Lê o seguinte excerto do capítulo 148 da Crónica de D. João I.

Das tribulações que Lixboa padecia per mingua de mantiimentos


Estando a cidade assi cercada na maneira que já ouvistes, gastavom-se os mantiimentos cada vez
mais, por as muitas gentes que em ela havia, assi dos que se colherom dentro, do termo, de homeẽs e
aldeãos com molheres e filhos1. Come dos que veerom na frota do Porto; e alguũs se tremetiam 2 aas
vezes em batees3 e passavom de noite escusamente4 contra as partes de Ribatejo, e metendo-se em alguũs
esteiros, ali carregavom de triigo que já achavom prestes, per recados que ante mandavom.
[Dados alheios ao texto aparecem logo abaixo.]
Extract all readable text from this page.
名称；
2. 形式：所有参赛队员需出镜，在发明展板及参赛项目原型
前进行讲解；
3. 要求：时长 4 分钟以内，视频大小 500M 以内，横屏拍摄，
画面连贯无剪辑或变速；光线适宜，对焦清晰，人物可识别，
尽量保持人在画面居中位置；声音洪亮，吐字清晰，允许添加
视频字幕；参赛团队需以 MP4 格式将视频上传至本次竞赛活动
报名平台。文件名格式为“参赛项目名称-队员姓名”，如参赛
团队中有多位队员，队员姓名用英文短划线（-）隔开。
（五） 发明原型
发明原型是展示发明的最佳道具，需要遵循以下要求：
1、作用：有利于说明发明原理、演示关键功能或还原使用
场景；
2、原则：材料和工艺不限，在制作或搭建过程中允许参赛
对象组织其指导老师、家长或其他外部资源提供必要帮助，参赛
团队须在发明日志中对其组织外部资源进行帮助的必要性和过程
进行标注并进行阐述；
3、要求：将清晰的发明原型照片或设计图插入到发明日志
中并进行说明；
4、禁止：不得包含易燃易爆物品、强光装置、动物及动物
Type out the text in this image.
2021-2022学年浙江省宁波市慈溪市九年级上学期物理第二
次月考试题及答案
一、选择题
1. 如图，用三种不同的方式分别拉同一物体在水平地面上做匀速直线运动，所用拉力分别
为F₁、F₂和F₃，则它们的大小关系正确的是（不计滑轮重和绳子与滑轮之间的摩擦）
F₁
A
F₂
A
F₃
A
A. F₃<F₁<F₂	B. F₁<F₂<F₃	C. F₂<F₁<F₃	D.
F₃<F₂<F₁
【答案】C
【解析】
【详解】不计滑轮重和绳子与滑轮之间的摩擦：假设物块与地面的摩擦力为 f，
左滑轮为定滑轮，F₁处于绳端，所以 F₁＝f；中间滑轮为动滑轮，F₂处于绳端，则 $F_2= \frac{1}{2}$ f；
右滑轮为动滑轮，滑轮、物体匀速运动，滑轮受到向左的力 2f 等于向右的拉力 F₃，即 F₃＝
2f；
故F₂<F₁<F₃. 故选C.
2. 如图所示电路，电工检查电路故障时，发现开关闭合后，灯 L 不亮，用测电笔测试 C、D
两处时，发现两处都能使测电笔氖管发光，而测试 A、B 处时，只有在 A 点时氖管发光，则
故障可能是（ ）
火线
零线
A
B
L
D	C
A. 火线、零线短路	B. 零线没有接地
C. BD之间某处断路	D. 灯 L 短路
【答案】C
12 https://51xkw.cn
E partiam de
noite remando mui rijamente, e algũas galees quando os sentiam viinr remando, isso meesmo remavom a
pressa sobre eles; e os batees por lhe fugir, e elas por os tomar, eram postos em grande trabalhos. […]
Em esto gastou-se5 a cidade assi apertadamente, que as pubricas esmolas começarom desfalecer 6, e
neũa geeraçom de pobres achava quem lhe dar pam [...].
Na cidade nom havia triigo per vender, e se o havia, era mui pouco e tam caro que as pobres gentes
nom podiam chegar a ele; […] e começarom de comer pam de bagaço d’azeitona, e dos queijos das
malvas e raizes d’ervas, e doutras desacostumadas cousas, pouca amigas da natureza; e taes i havia
que se mantiinham em alféloa7. No logar u costumavom vender o triigo, andavom homeẽs e moços
esgravatando a terra; e se achavom alguũs grãos de triigo, metiam-nos na boca sem teendo outro
mantiimento; outros que se fartavom d’ervas, e beviam tanta agua, que achavom mortos homeẽs e
cachopos jazer inchados nas praças e em outros logares.
[...] Andavom os moços de tres e de quatro anos pedindo pam pela cidade por amor de Deos, como
lhe ensinavam suas madres, e muitos nom tiinham outra cousa que lhe dar senom lagrimas que com
eles choravom que era triste cousa de veer; e se lhes davom tamanho pam come ũa noz, haviam-no por
grande bem. [...]
Toda a cidade era dada a nojo8, chea de mezquinhas querelas9, sem nenuũ prazer que i houvesse: uũs
com gram mingua do que padeciam; outros havendo doo 10 dos atribulados; e isto nom sem razom, ca se é
triste e mezquinho o coraçom cuidoso nas cousas contrairas que lhe aviinr podem, veede que fariam
aqueles que as continuadamente tam presentes tiinham? Pero com todo esto, quando repicavom, nenuũ
nom mostrava que era faminto, mas forte e rijo contra seus ẽmigos 11. Esforçavom-se uũs por
consolar os outros, por dar remedio a seu grande nojo, mas nom prestava conforto de palavras, nem
podia tal door seer amansada com nenũas doces razões; e assi como é natural cousa a mão ir ameúde
onde see12 a door, assi uũs homeẽs falando com outros, nom podiam em al departir 13 senom em na
mingua que cada uũ padecia.
Ora esguardae14 como se fossees presente, ũa tal cidade assi desconfortada e sem neũa certa feúza 15
de seu livramento, como veviriam em desvairados cuidados que sofria ondas de taes aflições?
Ó geeraçom que depois veo, poboo bem aventuirado, que nem soube parte de tantos males, nem foi
quinhoeiro16 de taes padecimentos! Os quaes a Deos por Sua mercee prougue de cedo abreviar doutra
guisa, como acerca ouvirees17.
Fernão Lopes, Crónica de D. João I, edição crítica de Teresa Amado, Lisboa, Seara Nova/Comunicação,
1980, capítulo 148, pp. 193-199
1
Homeẽs e aldeãos com molheres e filhos: tanto dos aldeãos da Região de Lisboa que se recolheram dentro dos muros da cidade com
mulheres e filhos. 2 Tremetiam: metiam, embarcavam. 3 Batees: batéis. 4 Escusamente: em segredo. 5 Gastou-se: consumiu-se. 6 Desfalecer:
faltar. 7 Alféloa: melaço. 8 Nojo: tristeza. 9 Mezquinhas querelas: discussões banais. 10 Doo: dó, pena. 11 Ẽmigos: inimigos. 12 See: esteja. 13
Departir: conversar. 14 Esguardae: olhai, vede. 15 Feúza: confiança. 16 Quinhoeiro: participante. 17 Acerca ouvires: os castelhanos puseram
fim ao cerco devido à peste que atingiu as suas tropas.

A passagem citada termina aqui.